New Zealand's merchandise trade balance narrowed from a revised deficit of NZ$2,425 million in September to NZ$1,709 million in October. Exports fell on the for the second consecutive month while imports fell after a previous increase. Today's data show ongoing weakness in Chinese demand for New Zealand exports.

Exports fell 1.6 percent on the month in October after a decline of 3.2 percent in September and dropped 9.3 percent on the year after a previous decline of 19.4 percent. Weakness in year-over-year growth was broad-based, with exports of meat, dairy products, fruit, forestry products and many manufactured products all recording large year-over-year declines. Exports to Australia, China and the European Union fell sharply on the year, partly offset by increase in exports to the United States and Japan.

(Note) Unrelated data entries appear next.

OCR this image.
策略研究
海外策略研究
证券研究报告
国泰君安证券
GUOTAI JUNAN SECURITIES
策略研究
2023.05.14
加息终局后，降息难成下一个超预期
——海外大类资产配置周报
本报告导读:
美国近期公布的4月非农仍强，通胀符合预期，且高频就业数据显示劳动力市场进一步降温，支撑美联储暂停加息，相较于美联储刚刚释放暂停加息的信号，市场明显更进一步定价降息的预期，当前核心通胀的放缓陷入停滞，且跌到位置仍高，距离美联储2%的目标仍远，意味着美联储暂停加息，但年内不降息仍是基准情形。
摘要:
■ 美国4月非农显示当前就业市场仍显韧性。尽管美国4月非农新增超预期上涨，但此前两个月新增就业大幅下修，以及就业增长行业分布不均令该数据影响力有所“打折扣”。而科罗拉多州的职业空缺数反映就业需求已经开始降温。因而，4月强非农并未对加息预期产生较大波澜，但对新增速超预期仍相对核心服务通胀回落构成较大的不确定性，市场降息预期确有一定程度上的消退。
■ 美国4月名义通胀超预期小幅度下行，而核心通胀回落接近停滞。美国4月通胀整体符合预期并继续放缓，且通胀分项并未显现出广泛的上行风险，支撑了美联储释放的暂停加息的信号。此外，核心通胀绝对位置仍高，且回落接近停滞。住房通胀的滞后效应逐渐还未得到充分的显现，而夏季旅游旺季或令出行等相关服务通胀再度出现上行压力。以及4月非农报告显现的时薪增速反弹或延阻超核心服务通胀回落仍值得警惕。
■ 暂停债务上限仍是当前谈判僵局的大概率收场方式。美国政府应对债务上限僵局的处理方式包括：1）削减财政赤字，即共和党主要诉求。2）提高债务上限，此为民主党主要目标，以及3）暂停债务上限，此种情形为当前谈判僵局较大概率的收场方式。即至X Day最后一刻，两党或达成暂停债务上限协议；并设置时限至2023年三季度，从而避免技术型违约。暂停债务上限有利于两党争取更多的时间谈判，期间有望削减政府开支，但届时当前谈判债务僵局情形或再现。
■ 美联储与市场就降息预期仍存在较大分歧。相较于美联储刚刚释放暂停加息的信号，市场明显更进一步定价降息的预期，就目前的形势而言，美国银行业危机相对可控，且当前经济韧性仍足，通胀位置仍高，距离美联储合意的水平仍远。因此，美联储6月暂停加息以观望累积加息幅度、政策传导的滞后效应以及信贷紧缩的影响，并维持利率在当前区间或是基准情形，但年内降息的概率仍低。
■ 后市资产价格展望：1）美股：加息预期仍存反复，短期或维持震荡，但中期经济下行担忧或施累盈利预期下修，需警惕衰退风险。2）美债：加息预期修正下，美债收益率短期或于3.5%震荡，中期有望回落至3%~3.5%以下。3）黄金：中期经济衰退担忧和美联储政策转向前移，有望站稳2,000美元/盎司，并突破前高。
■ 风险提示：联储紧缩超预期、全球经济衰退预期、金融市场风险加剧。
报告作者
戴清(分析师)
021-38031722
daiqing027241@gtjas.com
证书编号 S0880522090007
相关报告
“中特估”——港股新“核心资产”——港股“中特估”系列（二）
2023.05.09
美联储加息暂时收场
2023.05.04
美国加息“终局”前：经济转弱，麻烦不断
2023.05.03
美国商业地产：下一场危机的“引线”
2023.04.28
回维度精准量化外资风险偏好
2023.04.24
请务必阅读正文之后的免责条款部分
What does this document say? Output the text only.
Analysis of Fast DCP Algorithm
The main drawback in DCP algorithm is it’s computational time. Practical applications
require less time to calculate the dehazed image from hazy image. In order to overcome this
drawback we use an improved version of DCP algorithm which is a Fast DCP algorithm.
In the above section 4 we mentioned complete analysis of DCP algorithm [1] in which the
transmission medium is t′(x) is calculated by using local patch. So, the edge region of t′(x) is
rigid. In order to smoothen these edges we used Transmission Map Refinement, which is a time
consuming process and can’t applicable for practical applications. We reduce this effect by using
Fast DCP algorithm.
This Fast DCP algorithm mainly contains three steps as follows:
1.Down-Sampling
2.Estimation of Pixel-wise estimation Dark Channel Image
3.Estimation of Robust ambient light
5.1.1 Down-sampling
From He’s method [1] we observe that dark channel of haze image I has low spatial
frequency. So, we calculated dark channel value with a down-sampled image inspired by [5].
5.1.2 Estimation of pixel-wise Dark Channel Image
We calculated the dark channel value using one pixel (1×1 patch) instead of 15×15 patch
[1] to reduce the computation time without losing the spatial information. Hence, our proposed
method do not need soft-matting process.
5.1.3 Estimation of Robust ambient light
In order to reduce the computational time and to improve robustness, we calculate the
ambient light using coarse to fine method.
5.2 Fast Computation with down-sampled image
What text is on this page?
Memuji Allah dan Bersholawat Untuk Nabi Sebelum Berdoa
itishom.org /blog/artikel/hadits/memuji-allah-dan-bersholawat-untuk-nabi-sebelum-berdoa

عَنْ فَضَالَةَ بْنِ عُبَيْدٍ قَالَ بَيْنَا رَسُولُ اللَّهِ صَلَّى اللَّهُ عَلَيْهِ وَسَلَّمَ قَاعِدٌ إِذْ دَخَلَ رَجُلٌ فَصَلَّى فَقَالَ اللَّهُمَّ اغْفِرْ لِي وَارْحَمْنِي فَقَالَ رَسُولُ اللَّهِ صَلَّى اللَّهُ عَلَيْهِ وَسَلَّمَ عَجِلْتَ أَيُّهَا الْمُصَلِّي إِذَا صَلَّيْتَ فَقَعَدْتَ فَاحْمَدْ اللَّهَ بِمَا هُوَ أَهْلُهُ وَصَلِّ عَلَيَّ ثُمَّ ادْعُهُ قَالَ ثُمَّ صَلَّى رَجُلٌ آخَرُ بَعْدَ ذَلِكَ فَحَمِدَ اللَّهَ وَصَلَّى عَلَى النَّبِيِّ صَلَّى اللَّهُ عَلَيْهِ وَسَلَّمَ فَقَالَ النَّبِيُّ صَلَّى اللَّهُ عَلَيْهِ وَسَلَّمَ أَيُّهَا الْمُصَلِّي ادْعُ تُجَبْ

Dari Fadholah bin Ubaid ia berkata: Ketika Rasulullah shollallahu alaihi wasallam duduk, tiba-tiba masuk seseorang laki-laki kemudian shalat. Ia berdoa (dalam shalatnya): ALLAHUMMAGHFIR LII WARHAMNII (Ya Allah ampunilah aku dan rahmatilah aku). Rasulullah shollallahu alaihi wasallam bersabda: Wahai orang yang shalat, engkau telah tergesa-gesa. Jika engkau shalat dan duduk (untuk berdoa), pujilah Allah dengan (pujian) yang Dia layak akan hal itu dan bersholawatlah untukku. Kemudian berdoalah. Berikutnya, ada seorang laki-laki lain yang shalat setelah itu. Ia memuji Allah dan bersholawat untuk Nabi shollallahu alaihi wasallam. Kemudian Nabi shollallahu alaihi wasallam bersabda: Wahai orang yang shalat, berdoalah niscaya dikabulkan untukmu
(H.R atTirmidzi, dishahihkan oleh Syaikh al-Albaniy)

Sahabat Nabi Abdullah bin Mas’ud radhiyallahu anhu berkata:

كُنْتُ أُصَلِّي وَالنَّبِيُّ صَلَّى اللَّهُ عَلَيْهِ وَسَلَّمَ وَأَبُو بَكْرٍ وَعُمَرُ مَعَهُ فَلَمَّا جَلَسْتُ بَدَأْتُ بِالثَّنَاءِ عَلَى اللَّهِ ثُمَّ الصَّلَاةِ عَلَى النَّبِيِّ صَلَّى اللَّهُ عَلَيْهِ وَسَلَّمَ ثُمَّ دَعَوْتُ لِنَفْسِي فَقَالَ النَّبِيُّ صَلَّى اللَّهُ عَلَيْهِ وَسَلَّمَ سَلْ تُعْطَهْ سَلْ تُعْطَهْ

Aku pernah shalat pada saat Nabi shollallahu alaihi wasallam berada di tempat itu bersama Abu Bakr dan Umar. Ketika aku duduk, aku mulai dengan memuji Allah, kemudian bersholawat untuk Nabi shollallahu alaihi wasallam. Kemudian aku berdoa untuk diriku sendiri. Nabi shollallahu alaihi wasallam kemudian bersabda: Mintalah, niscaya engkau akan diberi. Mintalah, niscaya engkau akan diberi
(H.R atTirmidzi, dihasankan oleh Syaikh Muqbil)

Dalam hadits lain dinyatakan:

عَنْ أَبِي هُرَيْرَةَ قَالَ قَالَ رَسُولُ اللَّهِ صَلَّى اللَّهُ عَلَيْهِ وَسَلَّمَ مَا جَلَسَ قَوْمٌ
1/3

Imports fell 4.9 percent on the month in October after increasing 1.4 percent in September and fell 14.0 percent on the year after a previous decline of 14.7 percent. All major categories of imports recorded year-over-year declines. Imports fell on the year from China, Australia, and the United States, partly offset by an increase in imports from Japan.

Definition

The international trade balance measures the difference between imports and exports of both tangible goods and services. Imports may act as a drag on domestic growth and they may also increase competitive pressures on domestic producers. Exports boost domestic production. Trade balance values are calculated by deducting imports (cif) from exports (fob).

Description

Changes in the level of imports and exports, along with the difference between the two (the trade balance) are a valuable gauge of economic trends here and abroad. While these trade figures can directly impact all financial markets, they primarily affect the value of the NZ dollar in the foreign exchange market. Imports indicate demand for foreign goods in New Zealand. Exports show the demand for NZ goods in countries overseas. The currency can be sensitive to changes in the trade deficit run by New Zealand since this trade imbalance creates greater demand for foreign currencies. The bond market is also sensitive to the risk of importing inflation.